(Young Turks)


It all started with a bleepy, deconstructed remix of The xx’s ‘Basic Space’ back in 2009. Since then, despite hinting at a talent touching on prodigious, Sampha Sisay has seemed to perpetually play a supporting role. After finding underground fame as SBTRKT’s chief co-conspirator he’s spent the last six years as the go-to for high profile artists looking to inject some cool when a project was found wanting. From Jessie Ware and Katy B to Drake and Kanye West, his vocal melodies have elevated a clutch of other people’s songs from the everyday to the sublime. Indeed, search for Sampha’s name on Twitter and you’ll find a queue of American teens gasping at the “new” artist on the outro to West’s ‘Saint Pablo,’ but very little hype around his own compositions.
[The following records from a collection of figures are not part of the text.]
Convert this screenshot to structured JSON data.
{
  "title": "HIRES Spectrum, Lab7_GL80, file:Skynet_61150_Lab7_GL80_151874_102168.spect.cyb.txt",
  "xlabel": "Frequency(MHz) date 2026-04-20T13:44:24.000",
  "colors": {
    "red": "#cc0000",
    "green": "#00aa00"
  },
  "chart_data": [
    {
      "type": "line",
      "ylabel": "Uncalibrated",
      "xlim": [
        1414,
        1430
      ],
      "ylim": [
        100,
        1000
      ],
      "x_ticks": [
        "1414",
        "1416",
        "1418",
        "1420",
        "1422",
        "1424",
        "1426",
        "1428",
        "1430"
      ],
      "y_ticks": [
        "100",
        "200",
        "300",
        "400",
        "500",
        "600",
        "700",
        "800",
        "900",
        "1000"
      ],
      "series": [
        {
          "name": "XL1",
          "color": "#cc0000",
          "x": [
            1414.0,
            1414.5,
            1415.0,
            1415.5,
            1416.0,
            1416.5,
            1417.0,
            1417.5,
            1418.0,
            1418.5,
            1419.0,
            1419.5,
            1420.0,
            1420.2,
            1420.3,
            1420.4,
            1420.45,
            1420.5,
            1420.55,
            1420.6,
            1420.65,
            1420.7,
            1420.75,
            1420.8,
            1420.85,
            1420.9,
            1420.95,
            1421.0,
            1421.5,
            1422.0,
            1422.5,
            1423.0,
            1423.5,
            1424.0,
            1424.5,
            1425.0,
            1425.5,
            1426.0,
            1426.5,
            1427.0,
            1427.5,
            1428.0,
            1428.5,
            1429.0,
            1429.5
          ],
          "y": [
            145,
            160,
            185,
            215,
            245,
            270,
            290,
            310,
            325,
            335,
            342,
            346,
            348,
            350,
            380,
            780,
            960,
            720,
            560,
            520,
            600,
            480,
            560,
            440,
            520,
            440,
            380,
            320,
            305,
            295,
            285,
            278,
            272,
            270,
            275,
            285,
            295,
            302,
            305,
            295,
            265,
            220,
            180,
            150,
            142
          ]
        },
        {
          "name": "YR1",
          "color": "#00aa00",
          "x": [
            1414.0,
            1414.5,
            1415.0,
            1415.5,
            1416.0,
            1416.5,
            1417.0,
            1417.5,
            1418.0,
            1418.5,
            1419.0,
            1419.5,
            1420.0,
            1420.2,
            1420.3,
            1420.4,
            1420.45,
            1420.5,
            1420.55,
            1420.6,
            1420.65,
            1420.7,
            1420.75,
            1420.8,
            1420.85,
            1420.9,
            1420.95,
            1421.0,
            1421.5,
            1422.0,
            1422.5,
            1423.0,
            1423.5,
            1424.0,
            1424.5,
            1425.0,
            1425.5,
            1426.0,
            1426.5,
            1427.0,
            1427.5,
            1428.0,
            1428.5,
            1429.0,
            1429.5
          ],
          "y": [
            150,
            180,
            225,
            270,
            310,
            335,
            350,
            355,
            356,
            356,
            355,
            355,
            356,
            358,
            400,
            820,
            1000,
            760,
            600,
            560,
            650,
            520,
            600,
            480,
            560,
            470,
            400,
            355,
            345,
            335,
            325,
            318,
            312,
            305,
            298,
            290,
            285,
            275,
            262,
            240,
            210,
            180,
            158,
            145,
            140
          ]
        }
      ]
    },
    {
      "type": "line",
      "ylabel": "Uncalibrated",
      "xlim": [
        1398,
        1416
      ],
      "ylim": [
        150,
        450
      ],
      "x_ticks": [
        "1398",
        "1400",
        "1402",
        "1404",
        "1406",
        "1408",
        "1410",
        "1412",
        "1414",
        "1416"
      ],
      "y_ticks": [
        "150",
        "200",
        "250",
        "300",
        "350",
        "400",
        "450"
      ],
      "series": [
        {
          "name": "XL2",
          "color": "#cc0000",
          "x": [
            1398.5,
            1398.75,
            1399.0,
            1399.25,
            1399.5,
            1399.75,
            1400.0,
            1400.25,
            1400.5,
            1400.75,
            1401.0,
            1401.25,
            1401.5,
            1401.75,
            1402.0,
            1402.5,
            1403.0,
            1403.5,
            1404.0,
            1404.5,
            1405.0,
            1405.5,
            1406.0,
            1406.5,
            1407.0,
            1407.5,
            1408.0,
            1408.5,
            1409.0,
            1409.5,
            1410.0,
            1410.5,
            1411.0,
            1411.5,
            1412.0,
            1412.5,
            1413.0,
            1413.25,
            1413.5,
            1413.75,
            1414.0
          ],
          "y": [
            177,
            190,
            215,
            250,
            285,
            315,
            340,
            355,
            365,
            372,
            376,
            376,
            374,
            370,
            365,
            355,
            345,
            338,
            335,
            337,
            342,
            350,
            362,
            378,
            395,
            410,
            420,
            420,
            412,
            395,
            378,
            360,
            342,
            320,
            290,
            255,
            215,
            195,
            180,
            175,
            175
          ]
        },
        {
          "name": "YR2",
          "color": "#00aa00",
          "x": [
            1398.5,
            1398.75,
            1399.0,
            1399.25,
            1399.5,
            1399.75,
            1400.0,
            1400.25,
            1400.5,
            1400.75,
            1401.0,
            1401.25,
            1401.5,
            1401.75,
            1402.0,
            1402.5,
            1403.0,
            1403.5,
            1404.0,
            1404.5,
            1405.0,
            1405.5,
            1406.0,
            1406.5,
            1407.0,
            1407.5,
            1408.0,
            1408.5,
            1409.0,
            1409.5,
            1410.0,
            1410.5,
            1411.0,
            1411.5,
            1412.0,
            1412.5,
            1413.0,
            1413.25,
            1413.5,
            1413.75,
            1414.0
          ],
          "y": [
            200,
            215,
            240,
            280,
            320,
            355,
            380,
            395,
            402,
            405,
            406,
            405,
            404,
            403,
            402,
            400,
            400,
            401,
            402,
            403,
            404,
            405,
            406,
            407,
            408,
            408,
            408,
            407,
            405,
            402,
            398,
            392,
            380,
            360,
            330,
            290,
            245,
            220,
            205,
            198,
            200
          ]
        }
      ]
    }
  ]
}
He’s bided his time (and then bided it some more), and Sisay has surely now outgrown cameo outros. 2013’s ‘Dual’ EP proved that he was very much capable of constructing his own. And his own intros. And verses. And choruses. Stitching them together to create a wistful, delicate concoction of UK electronica, soul and R&B. That collection lived up to its name by placing unplugged pianos next to 808s and juxtaposing blurry, pulsing synths with the most human of instruments, Sisay’s voice. And what a voice. Soothing and yet intensely arresting, sugary but never saccharine, he is conscious not to over-produce it, preserving the cracks and the hoarseness – the rough edges that remind you that behind it all exists a person.

Like ‘Dual,’ ‘Process’ is a more complex affair than the work he’s lent his hand to of late, and opener ‘Plastic 100°C’ sets out the stall from the off, growing from a simple plucked guitar to an intricately layered wall of pianos, synths, fitful percussion and a choir of his own vocals as he laments the effects of artistic pressure. The poetry is free of ornament, the production beautifully warm. It could be the best thing he’s ever done.

‘Blood On Me’ then channels early ’90s Massive Attack with its menacing piano chords and offbeats, while ‘Kora Sings’ is the sound you get when you stick Stevie Wonder and Art of Noise in the food processor and whack it on (which is really good, just to be clear). Elsewhere, ‘Incomplete Kisses’ – a shimmering post-dubstep love song that recalls a previous Ware collaboration, ‘Valentine’ – is superb, and the impossibly ambitious techno-soul number ‘Under’ welds about seven songs into one while managing to remain articulate. It’s the largely acoustic middle pairing of ‘(No One Knows Me) Like The Piano’ and ‘Take Me Inside’, however, which propels the album towards something approaching genius. The soft centre around which the rest of this restless record is built, they are solid songs in their own right. More important than that, they offer room to breathe before Sampha and ‘Process’ marches on. By ensuring attention isn’t lost at the halfway point, the intermission is a masterstroke of restraint.

You know it’s been obsessed over, you know tracks have been tried in all manner of different orders, and you know a fair share of music has been left on the cutting room floor. Shorn of flab and clocking in at that magic ten-track, 40-minute mark, ‘Process’ is a triumph not only of feeling and melody, but also of patience and efficiency.